The PCA identified four principal components explaining over 70% of the total variance in the dataset. These components reflected socioeconomic deprivation, health risks, healthcare access, and environmental factors. The CPVI revealed spatial variations in vulnerability across US counties, with highly vulnerable counties concentrated in specific regions. The analysis showed a positive correlation between CPVI and the percentage of days with Rₜ ≥ 1 (indicating high transmissibility). Counties in the top CPVI quintile experienced almost double the percentage of days with Rₜ > 1 (45.02%) compared to the lowest quintile (21.90%). Both intracounty and intercounty mobility were positively associated with Rₜ across all vulnerability levels. However, the strength of this association increased significantly with increasing vulnerability. For intracounty mobility, a 25% change was associated with an 1.81% Rₜ change in the lowest vulnerability quintile and a 15.28% change in the highest quintile. A similar pattern was observed for intercounty mobility, although the effect was less pronounced. The fixed-effects model demonstrated statistically significant positive effects of both IntraM and InterM on Rₜ across all vulnerability levels, with larger effects for higher vulnerability levels. Furthermore, the effect of intracounty mobility on Rₜ was notably greater than the effect of intercounty mobility in the most vulnerable counties.
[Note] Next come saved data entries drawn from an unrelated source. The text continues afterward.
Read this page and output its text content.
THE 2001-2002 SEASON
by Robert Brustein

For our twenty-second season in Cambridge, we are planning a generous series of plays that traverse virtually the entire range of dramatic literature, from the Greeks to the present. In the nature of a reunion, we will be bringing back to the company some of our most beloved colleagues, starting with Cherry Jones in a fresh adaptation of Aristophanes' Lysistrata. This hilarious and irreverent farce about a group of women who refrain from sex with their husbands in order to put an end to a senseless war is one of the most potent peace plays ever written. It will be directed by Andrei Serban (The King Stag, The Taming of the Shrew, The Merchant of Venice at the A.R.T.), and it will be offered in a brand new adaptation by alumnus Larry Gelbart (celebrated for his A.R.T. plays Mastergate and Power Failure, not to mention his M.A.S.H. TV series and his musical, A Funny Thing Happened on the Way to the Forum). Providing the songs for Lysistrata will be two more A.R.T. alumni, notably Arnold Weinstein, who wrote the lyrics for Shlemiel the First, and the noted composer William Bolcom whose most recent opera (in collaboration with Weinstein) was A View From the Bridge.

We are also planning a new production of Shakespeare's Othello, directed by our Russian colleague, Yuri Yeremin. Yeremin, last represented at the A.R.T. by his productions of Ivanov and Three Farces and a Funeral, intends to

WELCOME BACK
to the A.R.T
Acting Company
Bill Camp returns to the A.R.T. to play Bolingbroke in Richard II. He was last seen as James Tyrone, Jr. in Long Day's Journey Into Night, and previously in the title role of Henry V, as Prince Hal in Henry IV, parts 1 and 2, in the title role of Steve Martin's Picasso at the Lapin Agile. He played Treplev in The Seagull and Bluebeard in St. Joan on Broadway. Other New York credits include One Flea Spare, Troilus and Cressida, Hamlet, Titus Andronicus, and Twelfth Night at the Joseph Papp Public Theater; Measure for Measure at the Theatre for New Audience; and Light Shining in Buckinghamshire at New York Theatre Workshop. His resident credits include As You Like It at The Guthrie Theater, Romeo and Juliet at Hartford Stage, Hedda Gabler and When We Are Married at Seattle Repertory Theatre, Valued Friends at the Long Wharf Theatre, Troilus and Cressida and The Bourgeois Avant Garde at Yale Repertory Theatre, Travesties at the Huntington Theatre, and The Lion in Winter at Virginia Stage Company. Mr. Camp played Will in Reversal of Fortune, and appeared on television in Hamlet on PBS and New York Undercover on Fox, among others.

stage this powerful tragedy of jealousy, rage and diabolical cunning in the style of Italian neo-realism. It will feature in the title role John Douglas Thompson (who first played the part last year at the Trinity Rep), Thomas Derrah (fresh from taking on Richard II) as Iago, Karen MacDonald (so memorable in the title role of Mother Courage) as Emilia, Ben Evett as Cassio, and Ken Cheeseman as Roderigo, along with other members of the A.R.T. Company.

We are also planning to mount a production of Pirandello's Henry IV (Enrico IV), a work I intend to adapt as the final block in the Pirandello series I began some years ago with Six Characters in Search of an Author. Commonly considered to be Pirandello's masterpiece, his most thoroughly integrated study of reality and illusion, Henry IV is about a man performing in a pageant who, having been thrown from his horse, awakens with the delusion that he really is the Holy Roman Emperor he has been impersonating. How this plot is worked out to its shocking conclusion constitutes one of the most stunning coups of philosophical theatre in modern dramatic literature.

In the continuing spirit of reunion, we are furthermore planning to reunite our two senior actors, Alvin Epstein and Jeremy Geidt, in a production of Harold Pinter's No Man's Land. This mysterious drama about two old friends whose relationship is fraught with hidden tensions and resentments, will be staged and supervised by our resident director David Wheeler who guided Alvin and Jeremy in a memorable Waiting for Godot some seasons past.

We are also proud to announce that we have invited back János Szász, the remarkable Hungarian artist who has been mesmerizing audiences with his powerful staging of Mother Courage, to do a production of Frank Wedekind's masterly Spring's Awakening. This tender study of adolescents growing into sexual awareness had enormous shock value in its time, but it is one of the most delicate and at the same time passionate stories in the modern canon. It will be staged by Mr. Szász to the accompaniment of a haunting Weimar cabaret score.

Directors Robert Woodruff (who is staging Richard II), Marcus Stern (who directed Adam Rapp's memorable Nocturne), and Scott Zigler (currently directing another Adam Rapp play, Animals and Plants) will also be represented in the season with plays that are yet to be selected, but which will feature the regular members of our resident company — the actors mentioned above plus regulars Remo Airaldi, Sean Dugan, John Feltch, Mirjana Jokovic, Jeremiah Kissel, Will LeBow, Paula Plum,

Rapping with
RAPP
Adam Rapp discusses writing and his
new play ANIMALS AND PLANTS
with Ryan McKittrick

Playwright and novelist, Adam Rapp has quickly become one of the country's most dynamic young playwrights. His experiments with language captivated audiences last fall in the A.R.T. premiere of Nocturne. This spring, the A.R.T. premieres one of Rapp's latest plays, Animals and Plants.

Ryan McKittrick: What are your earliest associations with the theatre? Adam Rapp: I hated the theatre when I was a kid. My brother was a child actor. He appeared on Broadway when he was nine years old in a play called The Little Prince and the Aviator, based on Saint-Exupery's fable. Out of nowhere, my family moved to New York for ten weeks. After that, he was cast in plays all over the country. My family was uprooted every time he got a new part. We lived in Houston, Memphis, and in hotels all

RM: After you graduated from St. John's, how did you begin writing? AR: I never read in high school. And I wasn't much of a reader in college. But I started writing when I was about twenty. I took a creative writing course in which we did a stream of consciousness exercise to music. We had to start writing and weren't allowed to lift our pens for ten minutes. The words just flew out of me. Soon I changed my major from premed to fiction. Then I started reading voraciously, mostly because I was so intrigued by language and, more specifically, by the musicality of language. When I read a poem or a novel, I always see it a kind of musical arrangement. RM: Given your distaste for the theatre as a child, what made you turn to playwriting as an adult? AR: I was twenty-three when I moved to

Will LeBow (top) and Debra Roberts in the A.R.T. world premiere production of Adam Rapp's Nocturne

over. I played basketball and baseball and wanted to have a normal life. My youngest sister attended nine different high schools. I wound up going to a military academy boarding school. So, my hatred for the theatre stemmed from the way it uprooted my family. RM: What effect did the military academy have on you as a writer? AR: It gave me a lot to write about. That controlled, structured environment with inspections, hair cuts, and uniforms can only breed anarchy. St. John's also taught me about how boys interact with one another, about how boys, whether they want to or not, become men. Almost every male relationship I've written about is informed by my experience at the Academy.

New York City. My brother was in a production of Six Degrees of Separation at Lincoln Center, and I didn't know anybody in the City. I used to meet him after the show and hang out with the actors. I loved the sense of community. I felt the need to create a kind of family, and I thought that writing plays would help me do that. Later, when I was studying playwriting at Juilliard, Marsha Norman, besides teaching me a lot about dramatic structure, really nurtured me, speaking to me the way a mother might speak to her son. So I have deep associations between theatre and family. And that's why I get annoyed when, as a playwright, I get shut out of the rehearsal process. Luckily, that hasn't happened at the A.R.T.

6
The findings demonstrate that social vulnerability significantly amplifies the impact of mobility on COVID-19 transmissibility. Highly vulnerable communities experienced a disproportionately greater increase in transmission in response to changes in mobility, particularly intracounty mobility. This highlights the limitations of uniform social distancing policies and the necessity for tailored interventions considering community-specific vulnerabilities. The stronger effect of intracounty mobility compared to intercounty mobility in the most vulnerable counties suggests that within-community contact, possibly at the household level, plays a critical role in transmission in these areas. The observed heterogeneity in the mobility-transmission relationship necessitates localized and targeted public health responses. Reopening strategies should prioritize less vulnerable areas and implement stricter measures in more vulnerable regions.

This study provides compelling evidence for the importance of incorporating social vulnerability into strategies for managing the COVID-19 pandemic and future infectious disease outbreaks. The CPVI developed in this study offers a valuable tool for identifying and targeting vulnerable populations for effective public health interventions. Future research could explore the efficacy of specific interventions tailored to different vulnerability levels and the long-term health and socioeconomic consequences of the pandemic's disparate impact.

The study included only counties with at least one COVID-19 case by June 1, 2020, potentially excluding areas with lower incidence. Time-invariant factors such as pre-existing conditions and the cultural aspects of disease-prevention behaviors were not explicitly modeled, though the use of fixed effects helps control for such factors. The study relied on aggregated mobility data, which may not fully capture individual-level mobility patterns. The analysis focuses on the period after initial lockdown measures, limiting generalization to earlier phases of the pandemic. Finally, the study does not account for vaccination.